Tuttavia, i sindaci, pensano di poter disapplicare l'ordinanza regionale attraverso un'altra strada: adottando, cioè, proprie ordinanze sindacali, che ordinino di applicare il Dpcm e non l'ordinanza regionale calabrese.
L'ordinanza sindacale si fonda sull'articolo 50, comma 6, del d.lgs 267/2000, che però non ha nulla a che vedere con la questione. Infatti, tale disposizione stabilisce: "In caso di emergenza che interessi il territorio di più comuni, ogni sindaco adotta le misure necessarie fino a quando non intervengano i soggetti competenti ai sensi del precedente comma". Comunque, l'emergenza alla quale si riferisce il comma 6 dell'articolo 50 del d.lgs 267/2000 è la stessa di cui parla il precedente comma 5: emergenza sanitaria.
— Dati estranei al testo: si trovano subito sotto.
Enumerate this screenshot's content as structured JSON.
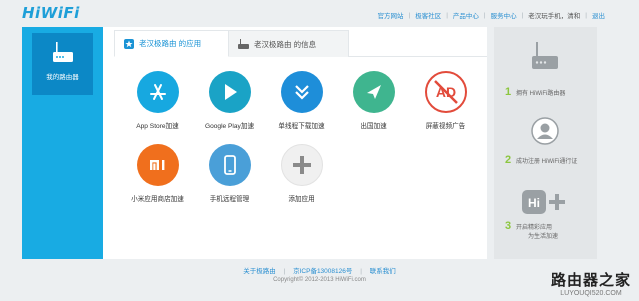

Ma, ai sensi dell'articolo 3, comma 2, del già citato d.l. 19/2020, i sindaci "non possono adottare, a pena di inefficacia, ordinanze contingibili e urgenti dirette a fronteggiare l'emergenza in contrasto con le misure statali, ne' eccedendo i limiti di oggetto cui al comma 1".
Dunque, le ordinanze dei sindaci calabresi:
a) non hanno alcun potere nè di disapplicare l'ordinanza regionale, nè tanto meno di ordinare l'applicazione del Dpcm, che, per altro, è autoapplicativo e non richiede di certo l'intermediazione di nessun altro atto;
b) in quanto certamente eccedenti i limiti di oggetto del comma 1 dell'articolo 3 del d.l. 19/2020, sono comunque inefficaci.
Ma, anche nel caso delle ordinanze dei sindaci le sciaguratissime riforme degli anni '90 hanno eliminato qualsiasi controllo preventivo.
Quindi, si assiste all'incresciosa situazione di un Dpcm, disapplicato illegittimamente (ma senza rimedi che non siano giurisdizionali) da un'ordinanza regionale, a sua volta disapplicata da un'ordinanza illegittima, anzi nulla per totale carenza di potere.
Se potremo in un futuro, si spera vicino, affermare di essere usciti dalla pandemia, in assenza di urgentissimi interventi sull'ordinamento e la corretta ripartizione delle competenze, reintroducendo controlli preventivi sugli atti, resteremo soverchiati dal caos normativo.